Selçuk Kozağaçlı mağdura, mazluma yardım ettiği için cezaevinde her hafta onu da anıyoruz. Kumpas davaları ile mahkum ettiler ve cezanın onanmaması gerektiğini söylüyoruz. Selçuk Kozağaçlı Çağdaş Hukukçular Derneği Genel Başkanı onurlu, vicdanlı bir hukukçu. Çok nitelikli, binlerce hukukçuya ders veren bir hukukçu. Kendisini cezaevinde de ziyaret ettim, böylesi değerler dürüst insanların cezaevinde olduğu bir yerde maalesef her türlü hukuksuzluğu yapanlar başta oluyor Türkiye’de de durum böyle.

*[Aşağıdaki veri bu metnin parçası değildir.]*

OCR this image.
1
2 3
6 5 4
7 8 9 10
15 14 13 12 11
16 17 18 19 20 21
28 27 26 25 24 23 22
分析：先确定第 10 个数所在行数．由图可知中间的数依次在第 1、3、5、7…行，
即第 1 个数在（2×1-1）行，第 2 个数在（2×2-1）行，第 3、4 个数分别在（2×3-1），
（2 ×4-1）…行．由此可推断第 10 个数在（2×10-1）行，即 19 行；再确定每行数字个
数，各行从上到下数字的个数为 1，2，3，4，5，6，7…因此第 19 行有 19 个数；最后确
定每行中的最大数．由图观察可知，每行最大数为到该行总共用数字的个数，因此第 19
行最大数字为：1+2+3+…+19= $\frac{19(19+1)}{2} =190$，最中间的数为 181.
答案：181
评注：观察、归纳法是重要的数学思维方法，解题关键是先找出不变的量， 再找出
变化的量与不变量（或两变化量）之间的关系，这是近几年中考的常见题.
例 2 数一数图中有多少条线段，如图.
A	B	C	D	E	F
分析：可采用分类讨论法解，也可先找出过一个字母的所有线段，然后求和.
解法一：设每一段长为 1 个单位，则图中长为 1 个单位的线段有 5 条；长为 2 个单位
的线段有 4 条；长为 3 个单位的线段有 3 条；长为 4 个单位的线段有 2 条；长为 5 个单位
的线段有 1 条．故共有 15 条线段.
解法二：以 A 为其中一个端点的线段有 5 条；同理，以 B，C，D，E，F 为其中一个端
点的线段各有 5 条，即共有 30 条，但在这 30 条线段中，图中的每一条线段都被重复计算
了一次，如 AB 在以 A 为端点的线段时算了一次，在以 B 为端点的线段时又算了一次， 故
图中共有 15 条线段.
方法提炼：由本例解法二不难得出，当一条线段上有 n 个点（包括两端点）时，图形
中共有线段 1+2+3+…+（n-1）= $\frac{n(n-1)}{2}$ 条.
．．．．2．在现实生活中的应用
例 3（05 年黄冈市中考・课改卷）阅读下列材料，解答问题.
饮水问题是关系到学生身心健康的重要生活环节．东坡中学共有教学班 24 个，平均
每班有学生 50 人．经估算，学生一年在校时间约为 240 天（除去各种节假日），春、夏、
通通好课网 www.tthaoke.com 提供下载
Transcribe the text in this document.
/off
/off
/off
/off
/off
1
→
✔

Ferit Şenyaşar ve Emine Şenyaşar ailesinin direnişini selamlıyorum, kardeşleri halen cezaevinde, bir kumpas ile karşılaştılar. Babası ve iki kardeşi hayatını kaybetti, bir kardeşte cezaevinde korkunç bir hali yıllardır yaşayan bir anne var karşımızda, gözyaşları bitmek tükenmek bilmiyor. Ferit Şenyaşar kardeşimiz de şu anda adalet arayışını Meclis’e taşıdı sonuna kadar yanındayız. Her hafta onu anıyorum, anmaya da devam edeceğim.

Yusuf Bilge Tunç kaçırılıp kaybedileli 4.5 yılı buldu, korkunç bir olay. Ne ölüsü ne dirisi bulunabiliyor ve biz onu Meclis’te herkese soruyoruz. MİT yetkililerine sorduk, defalarca cevap gelmedi. Öncesinde MİT yetkilileri birçok kişiyi yurt dışı ve yurt için operasyonla aldıklarını söylüyorlardı fakat bu kişi ile ilgili bir açıklama yapmamakta ısrar ediyorlar. Biz de sonuna kadar sormaya devam edeceğiz.

Yasin Ugan ve Gökhan Türkmen de uzun süre zorla kaçırılıp kaybedildiklerini söyleyen ve şu anda cezaevinde olan insanlar. Bunlar son derece önemli vakalar. Bu kişiler cezaevinde ama bazı kişiler nerede olduğu bilinmez bir halde.

Gülistan Doku da 3 yılı buldu, halen kendisinden hiçbir haber alınamıyor ve biz bunları çok önemsediğimiz için gündem ediyoruz.

Eşi Şimoni Diril’in cesedi bulunduktan sonra zorla kaçırılıp kaybedilen Hürmüz Diril’in cesedi hala bulunmuyor, hakkında adil bir yargılama sürmüyor. Siyasi baskılar altında!